There was, however, consensus that conditions are improving constantly as both entrepreneurs and their potential backers learn from experience. And that, over the years, Chile’s governments have begun to provide more and better support for entrepreneurship.

A key initiative launched last year by the Piñera administration is Start-Up Chile, a program designed, with the bait of a US$40,000 grant, to persuade early-stage entrepreneurs from other countries to start their proposed businesses in Chile.

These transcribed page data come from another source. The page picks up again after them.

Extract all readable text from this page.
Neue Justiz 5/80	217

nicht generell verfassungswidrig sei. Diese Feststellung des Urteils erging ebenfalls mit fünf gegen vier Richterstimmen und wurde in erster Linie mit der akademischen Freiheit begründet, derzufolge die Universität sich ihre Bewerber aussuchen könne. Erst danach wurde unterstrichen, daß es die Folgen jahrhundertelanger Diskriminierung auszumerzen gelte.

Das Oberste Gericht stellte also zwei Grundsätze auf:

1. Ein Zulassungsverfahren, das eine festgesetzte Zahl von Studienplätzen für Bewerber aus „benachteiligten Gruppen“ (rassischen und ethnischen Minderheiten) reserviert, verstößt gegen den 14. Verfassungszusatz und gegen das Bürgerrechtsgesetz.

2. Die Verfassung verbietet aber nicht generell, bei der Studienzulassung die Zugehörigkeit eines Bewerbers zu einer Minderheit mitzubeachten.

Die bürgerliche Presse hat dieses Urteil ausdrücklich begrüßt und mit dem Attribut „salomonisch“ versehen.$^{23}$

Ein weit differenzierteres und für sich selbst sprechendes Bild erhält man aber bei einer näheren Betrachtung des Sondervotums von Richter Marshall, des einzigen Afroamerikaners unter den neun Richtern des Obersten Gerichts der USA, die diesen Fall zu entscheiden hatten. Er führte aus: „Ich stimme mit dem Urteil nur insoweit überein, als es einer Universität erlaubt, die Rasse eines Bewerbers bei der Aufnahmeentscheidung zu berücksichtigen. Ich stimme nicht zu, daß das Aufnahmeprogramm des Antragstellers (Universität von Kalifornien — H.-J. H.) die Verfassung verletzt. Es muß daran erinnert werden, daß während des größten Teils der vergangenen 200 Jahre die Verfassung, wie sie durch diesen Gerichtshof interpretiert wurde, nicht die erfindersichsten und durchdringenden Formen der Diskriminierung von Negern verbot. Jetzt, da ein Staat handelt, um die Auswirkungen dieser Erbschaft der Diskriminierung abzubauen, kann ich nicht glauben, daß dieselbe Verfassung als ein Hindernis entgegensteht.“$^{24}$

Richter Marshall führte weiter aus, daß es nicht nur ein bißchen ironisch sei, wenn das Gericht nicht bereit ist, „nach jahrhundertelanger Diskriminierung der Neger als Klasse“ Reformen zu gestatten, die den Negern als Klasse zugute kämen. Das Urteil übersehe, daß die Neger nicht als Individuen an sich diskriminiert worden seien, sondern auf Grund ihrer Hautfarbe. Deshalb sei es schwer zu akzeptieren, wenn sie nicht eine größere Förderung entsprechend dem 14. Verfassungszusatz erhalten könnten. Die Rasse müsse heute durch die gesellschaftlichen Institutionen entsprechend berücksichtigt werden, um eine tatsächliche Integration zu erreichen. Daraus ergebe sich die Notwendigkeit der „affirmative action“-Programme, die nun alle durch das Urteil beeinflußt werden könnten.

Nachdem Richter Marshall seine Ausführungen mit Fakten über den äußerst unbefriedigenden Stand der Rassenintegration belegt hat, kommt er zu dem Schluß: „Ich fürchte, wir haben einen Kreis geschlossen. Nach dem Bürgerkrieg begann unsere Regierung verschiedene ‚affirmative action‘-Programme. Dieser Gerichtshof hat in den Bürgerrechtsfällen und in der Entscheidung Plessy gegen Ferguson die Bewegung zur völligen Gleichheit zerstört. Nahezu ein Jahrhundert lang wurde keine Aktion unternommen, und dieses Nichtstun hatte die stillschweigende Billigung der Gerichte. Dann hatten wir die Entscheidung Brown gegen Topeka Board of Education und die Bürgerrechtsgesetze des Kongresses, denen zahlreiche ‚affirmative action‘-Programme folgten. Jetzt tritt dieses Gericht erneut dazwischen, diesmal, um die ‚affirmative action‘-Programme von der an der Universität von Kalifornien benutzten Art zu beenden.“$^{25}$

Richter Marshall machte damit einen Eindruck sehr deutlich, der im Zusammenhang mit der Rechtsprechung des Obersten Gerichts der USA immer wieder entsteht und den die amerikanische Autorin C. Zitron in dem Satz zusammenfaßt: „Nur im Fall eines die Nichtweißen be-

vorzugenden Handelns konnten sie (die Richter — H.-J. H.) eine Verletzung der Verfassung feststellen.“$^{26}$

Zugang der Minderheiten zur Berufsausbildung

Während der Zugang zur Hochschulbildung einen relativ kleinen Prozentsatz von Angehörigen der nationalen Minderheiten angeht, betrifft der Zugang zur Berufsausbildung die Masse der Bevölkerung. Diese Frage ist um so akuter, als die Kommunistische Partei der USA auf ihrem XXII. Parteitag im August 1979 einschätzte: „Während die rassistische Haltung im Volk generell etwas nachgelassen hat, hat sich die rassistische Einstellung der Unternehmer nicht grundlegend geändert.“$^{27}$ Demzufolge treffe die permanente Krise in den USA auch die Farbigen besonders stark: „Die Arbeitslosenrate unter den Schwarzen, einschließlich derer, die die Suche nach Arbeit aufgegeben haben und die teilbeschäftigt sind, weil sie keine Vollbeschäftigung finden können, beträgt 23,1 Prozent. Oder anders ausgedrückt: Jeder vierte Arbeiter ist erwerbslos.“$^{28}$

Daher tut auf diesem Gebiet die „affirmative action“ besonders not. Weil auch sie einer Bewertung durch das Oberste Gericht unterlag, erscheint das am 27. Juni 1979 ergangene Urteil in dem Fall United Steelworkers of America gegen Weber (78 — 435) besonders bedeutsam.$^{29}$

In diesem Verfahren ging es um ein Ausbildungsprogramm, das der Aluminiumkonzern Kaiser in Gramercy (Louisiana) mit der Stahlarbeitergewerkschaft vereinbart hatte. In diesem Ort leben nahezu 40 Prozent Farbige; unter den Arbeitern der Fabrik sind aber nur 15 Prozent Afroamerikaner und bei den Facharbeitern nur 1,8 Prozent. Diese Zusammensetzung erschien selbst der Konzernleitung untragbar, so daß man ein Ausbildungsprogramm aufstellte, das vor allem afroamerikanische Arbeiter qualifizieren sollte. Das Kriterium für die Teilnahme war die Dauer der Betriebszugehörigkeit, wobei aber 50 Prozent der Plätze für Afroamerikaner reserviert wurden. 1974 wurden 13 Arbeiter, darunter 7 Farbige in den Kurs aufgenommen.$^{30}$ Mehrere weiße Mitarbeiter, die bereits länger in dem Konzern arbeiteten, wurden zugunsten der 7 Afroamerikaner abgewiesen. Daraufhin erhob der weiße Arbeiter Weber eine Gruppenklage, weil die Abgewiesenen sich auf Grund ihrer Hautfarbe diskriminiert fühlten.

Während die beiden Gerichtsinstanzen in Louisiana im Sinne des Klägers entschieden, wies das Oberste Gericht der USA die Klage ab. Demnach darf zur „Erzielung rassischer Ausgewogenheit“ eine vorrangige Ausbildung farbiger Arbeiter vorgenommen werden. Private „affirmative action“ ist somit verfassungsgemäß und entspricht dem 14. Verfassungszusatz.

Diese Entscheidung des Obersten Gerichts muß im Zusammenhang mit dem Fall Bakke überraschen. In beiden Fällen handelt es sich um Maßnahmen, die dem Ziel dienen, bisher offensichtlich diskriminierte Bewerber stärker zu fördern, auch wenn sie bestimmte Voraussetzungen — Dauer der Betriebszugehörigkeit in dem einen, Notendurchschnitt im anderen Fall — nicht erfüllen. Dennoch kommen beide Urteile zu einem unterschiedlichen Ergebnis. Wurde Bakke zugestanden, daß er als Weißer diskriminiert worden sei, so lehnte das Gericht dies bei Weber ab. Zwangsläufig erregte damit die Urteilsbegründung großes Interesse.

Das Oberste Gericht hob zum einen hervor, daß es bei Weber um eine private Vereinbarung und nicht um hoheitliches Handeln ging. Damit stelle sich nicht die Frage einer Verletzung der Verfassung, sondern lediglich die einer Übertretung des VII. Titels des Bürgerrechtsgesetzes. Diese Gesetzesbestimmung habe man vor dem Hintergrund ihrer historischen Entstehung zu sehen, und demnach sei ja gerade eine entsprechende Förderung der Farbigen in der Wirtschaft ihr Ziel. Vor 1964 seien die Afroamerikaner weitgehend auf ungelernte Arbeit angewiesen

Soon to be thrown open to home-grown entrepreneurs as well, it was originally regarded with some skepticism and, by its critics, as a gimmick.

“I was initially skeptical,” admitted Wenceslao Casares, “but my opinion has changed.” He now believes the initiative may fulfill a useful function by helping to plug Chilean entrepreneurs into international networks and putting the country on the world venture capital map.

The experience of Nathan Lustig, a young entrepreneur from Wisconsin and an early participant in the program, is encouraging. While in Chile, he not only progressed in developing the business for which he had been selected but also hooked up with a Chilean partner to launch a second venture that he hopes to expand in the United States on his return home.

But perhaps the single most important challenge for Chile is not to rest on its laurels. “If it does that, it will be overtaken by Brazil with its market size,” warned Casares, “but if it persists in its present efforts, it could become a Latin American center for venture capital.”

Or, as President Piñera told the Geeks on a Plane during their flying visit, a failure to innovate would mean stagnating and, in today’s world, that would, in turn, mean losing ground in the race for competitiveness.


Ruth Bradley is a freelance journalist based in Santiago and a former editor of bUSiness CHILE.